The roar and flap of foundry fires,

That shake with light the sleeping shires;

  And on the moorlands bare

He sees afar a crown of light

Hang o'er thee in the hollow night.

And through thy heart as through a dream,

Flows on that black disdainful stream;

  All scornfully it flows,

Between the huddled gloom of masts,

Silent as pines unvexed by blasts --

  'Tween lamps in streaming rows,

O wondrous sight!
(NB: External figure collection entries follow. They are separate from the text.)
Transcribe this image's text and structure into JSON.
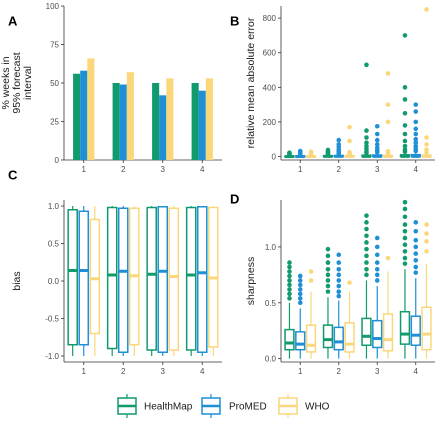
{
  "colors": {
    "HealthMap": "#109a6e",
    "ProMED": "#1f8fd6",
    "WHO": "#fad77a"
  },
  "legend": [
    "HealthMap",
    "ProMED",
    "WHO"
  ],
  "chart_data": [
    {
      "panel": "A",
      "type": "bar",
      "ylabel": [
        "% weeks in",
        "95% forecast",
        "interval"
      ],
      "categories": [
        "1",
        "2",
        "3",
        "4"
      ],
      "ylim": [
        0,
        100
      ],
      "yticks": [
        0,
        25,
        50,
        75,
        100
      ],
      "series": [
        {
          "name": "HealthMap",
          "values": [
            56,
            50,
            50,
            50
          ]
        },
        {
          "name": "ProMED",
          "values": [
            58,
            49,
            42,
            45
          ]
        },
        {
          "name": "WHO",
          "values": [
            66,
            57,
            53,
            53
          ]
        }
      ]
    },
    {
      "panel": "B",
      "type": "box",
      "ylabel": [
        "relative mean absolute error"
      ],
      "categories": [
        "1",
        "2",
        "3",
        "4"
      ],
      "ylim": [
        -20,
        870
      ],
      "yticks": [
        0,
        200,
        400,
        600,
        800
      ],
      "series": [
        {
          "name": "HealthMap",
          "boxes": [
            {
              "q1": 0,
              "med": 0,
              "q3": 3,
              "lo": 0,
              "hi": 7,
              "out": [
                10,
                14,
                18,
                22
              ]
            },
            {
              "q1": 0,
              "med": 1,
              "q3": 5,
              "lo": 0,
              "hi": 10,
              "out": [
                14,
                18,
                24,
                30,
                38
              ]
            },
            {
              "q1": 0,
              "med": 1,
              "q3": 8,
              "lo": 0,
              "hi": 18,
              "out": [
                22,
                30,
                45,
                60,
                80,
                110,
                150,
                530
              ]
            },
            {
              "q1": 0,
              "med": 1,
              "q3": 10,
              "lo": 0,
              "hi": 22,
              "out": [
                28,
                40,
                60,
                90,
                130,
                180,
                250,
                330,
                400,
                700
              ]
            }
          ]
        },
        {
          "name": "ProMED",
          "boxes": [
            {
              "q1": 0,
              "med": 0,
              "q3": 4,
              "lo": 0,
              "hi": 8,
              "out": [
                12,
                16,
                20,
                26,
                32
              ]
            },
            {
              "q1": 0,
              "med": 1,
              "q3": 6,
              "lo": 0,
              "hi": 12,
              "out": [
                16,
                22,
                30,
                40,
                55,
                70,
                95
              ]
            },
            {
              "q1": 0,
              "med": 1,
              "q3": 9,
              "lo": 0,
              "hi": 20,
              "out": [
                25,
                35,
                50,
                70,
                95,
                130,
                175
              ]
            },
            {
              "q1": 0,
              "med": 1,
              "q3": 11,
              "lo": 0,
              "hi": 25,
              "out": [
                32,
                45,
                60,
                80,
                100,
                130,
                160,
                200,
                260,
                300
              ]
            }
          ]
        },
        {
          "name": "WHO",
          "boxes": [
            {
              "q1": 0,
              "med": 0,
              "q3": 3,
              "lo": 0,
              "hi": 7,
              "out": [
                10,
                16,
                22,
                28
              ]
            },
            {
              "q1": 0,
              "med": 1,
              "q3": 5,
              "lo": 0,
              "hi": 11,
              "out": [
                16,
                25,
                90,
                170
              ]
            },
            {
              "q1": 0,
              "med": 1,
              "q3": 6,
              "lo": 0,
              "hi": 14,
              "out": [
                20,
                30,
                200,
                300,
                480
              ]
            },
            {
              "q1": 0,
              "med": 1,
              "q3": 8,
              "lo": 0,
              "hi": 18,
              "out": [
                25,
                40,
                70,
                110,
                850
              ]
            }
          ]
        }
      ]
    },
    {
      "panel": "C",
      "type": "box",
      "ylabel": [
        "bias"
      ],
      "categories": [
        "1",
        "2",
        "3",
        "4"
      ],
      "ylim": [
        -1.08,
        1.08
      ],
      "yticks": [
        -1.0,
        -0.5,
        0.0,
        0.5,
        1.0
      ],
      "ytick_labels": [
        "-1.0",
        "-0.5",
        "0.0",
        "0.5",
        "1.0"
      ],
      "series": [
        {
          "name": "HealthMap",
          "boxes": [
            {
              "q1": -0.85,
              "med": 0.14,
              "q3": 0.95,
              "lo": -1,
              "hi": 1,
              "out": []
            },
            {
              "q1": -0.9,
              "med": 0.08,
              "q3": 0.98,
              "lo": -1,
              "hi": 1,
              "out": []
            },
            {
              "q1": -0.92,
              "med": 0.09,
              "q3": 0.98,
              "lo": -1,
              "hi": 1,
              "out": []
            },
            {
              "q1": -0.92,
              "med": 0.08,
              "q3": 0.98,
              "lo": -1,
              "hi": 1,
              "out": []
            }
          ]
        },
        {
          "name": "ProMED",
          "boxes": [
            {
              "q1": -0.85,
              "med": 0.14,
              "q3": 0.93,
              "lo": -1,
              "hi": 1,
              "out": []
            },
            {
              "q1": -0.95,
              "med": 0.13,
              "q3": 0.97,
              "lo": -1,
              "hi": 1,
              "out": []
            },
            {
              "q1": -0.95,
              "med": 0.13,
              "q3": 0.99,
              "lo": -1,
              "hi": 1,
              "out": []
            },
            {
              "q1": -0.95,
              "med": 0.11,
              "q3": 0.99,
              "lo": -1,
              "hi": 1,
              "out": []
            }
          ]
        },
        {
          "name": "WHO",
          "boxes": [
            {
              "q1": -0.7,
              "med": 0.03,
              "q3": 0.82,
              "lo": -1,
              "hi": 1,
              "out": []
            },
            {
              "q1": -0.85,
              "med": 0.07,
              "q3": 0.97,
              "lo": -1,
              "hi": 1,
              "out": []
            },
            {
              "q1": -0.92,
              "med": 0.06,
              "q3": 0.97,
              "lo": -1,
              "hi": 1,
              "out": []
            },
            {
              "q1": -0.88,
              "med": 0.04,
              "q3": 0.98,
              "lo": -1,
              "hi": 1,
              "out": []
            }
          ]
        }
      ]
    },
    {
      "panel": "D",
      "type": "box",
      "ylabel": [
        "sharpness"
      ],
      "categories": [
        "1",
        "2",
        "3",
        "4"
      ],
      "ylim": [
        -0.03,
        1.42
      ],
      "yticks": [
        0.0,
        0.5,
        1.0
      ],
      "ytick_labels": [
        "0.0",
        "0.5",
        "1.0"
      ],
      "series": [
        {
          "name": "HealthMap",
          "boxes": [
            {
              "q1": 0.08,
              "med": 0.14,
              "q3": 0.26,
              "lo": 0.0,
              "hi": 0.5,
              "out": [
                0.54,
                0.58,
                0.62,
                0.66,
                0.7,
                0.74,
                0.78,
                0.82,
                0.86
              ]
            },
            {
              "q1": 0.1,
              "med": 0.17,
              "q3": 0.3,
              "lo": 0.0,
              "hi": 0.55,
              "out": [
                0.6,
                0.65,
                0.7,
                0.75,
                0.8,
                0.86,
                0.92,
                0.98
              ]
            },
            {
              "q1": 0.12,
              "med": 0.2,
              "q3": 0.36,
              "lo": 0.0,
              "hi": 0.7,
              "out": [
                0.75,
                0.8,
                0.86,
                0.92,
                0.98,
                1.04,
                1.1,
                1.16,
                1.22,
                1.28
              ]
            },
            {
              "q1": 0.13,
              "med": 0.22,
              "q3": 0.42,
              "lo": 0.0,
              "hi": 0.8,
              "out": [
                0.85,
                0.9,
                0.96,
                1.02,
                1.08,
                1.14,
                1.2,
                1.27,
                1.34,
                1.4
              ]
            }
          ]
        },
        {
          "name": "ProMED",
          "boxes": [
            {
              "q1": 0.08,
              "med": 0.13,
              "q3": 0.24,
              "lo": 0.0,
              "hi": 0.45,
              "out": [
                0.5,
                0.54,
                0.58,
                0.62,
                0.66,
                0.7,
                0.74
              ]
            },
            {
              "q1": 0.08,
              "med": 0.15,
              "q3": 0.28,
              "lo": 0.0,
              "hi": 0.52,
              "out": [
                0.56,
                0.6,
                0.65,
                0.7,
                0.75,
                0.8,
                0.86,
                0.93
              ]
            },
            {
              "q1": 0.1,
              "med": 0.18,
              "q3": 0.34,
              "lo": 0.0,
              "hi": 0.65,
              "out": [
                0.7,
                0.75,
                0.8,
                0.86,
                0.93,
                1.0,
                1.08
              ]
            },
            {
              "q1": 0.12,
              "med": 0.21,
              "q3": 0.38,
              "lo": 0.0,
              "hi": 0.72,
              "out": [
                0.77,
                0.82,
                0.88,
                0.94,
                1.0,
                1.06,
                1.14,
                1.22
              ]
            }
          ]
        },
        {
          "name": "WHO",
          "boxes": [
            {
              "q1": 0.06,
              "med": 0.12,
              "q3": 0.3,
              "lo": 0.0,
              "hi": 0.6,
              "out": [
                0.7,
                0.78
              ]
            },
            {
              "q1": 0.06,
              "med": 0.13,
              "q3": 0.32,
              "lo": 0.0,
              "hi": 0.6,
              "out": [
                0.68
              ]
            },
            {
              "q1": 0.07,
              "med": 0.17,
              "q3": 0.4,
              "lo": 0.0,
              "hi": 0.78,
              "out": [
                0.9
              ]
            },
            {
              "q1": 0.08,
              "med": 0.22,
              "q3": 0.46,
              "lo": 0.0,
              "hi": 0.85,
              "out": [
                0.96,
                1.05,
                1.12,
                1.2
              ]
            }
          ]
        }
      ]
    }
  ]
}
O stream of dread!

O long, dark river of the dead!

Afar, the banner of the year

Unfurls: but dimly prisoned here,

  Tis only when I greet

A dropt rose lying in my way,

A butterfly that flutters gay

  Athwart the noisy street,

I know the happy Summer smiles

Around thy suburbs, miles on miles.

'Twere neither pæan now, nor dirge,

The flash and thunder of the surge

  On flat sands wide and bare;

No haunting joy or anguish dwells

In the green light of sunny dells,

  Or in the starry air.

Alike to me the desert flower,

The rainbow laughing o'er the shower

While o'er thy walls the darkness sails,

I lean against the churchyard rails;

  Up in the midnight towers

The belfried spire, the street is dead,

I hear in silence overhead

  The clang of iron hours:

It moves me not -- I know her tomb

Is yonder in the shapeless gloom



dipeshshon: only 5 lines
yashchoudhary5533005: Ill-fated crowd neath foreign cloud: the Silent City braves
against a sudden sullen flood, unleashing lashing waves,
which washes stony structures clean with radiance that laves.

Deserted streets, once dense retreats, spin yarns of yesterday,
with faded words no longer heard (though having much to say)
since teeming life (at one time, rife), surceased and slipped away.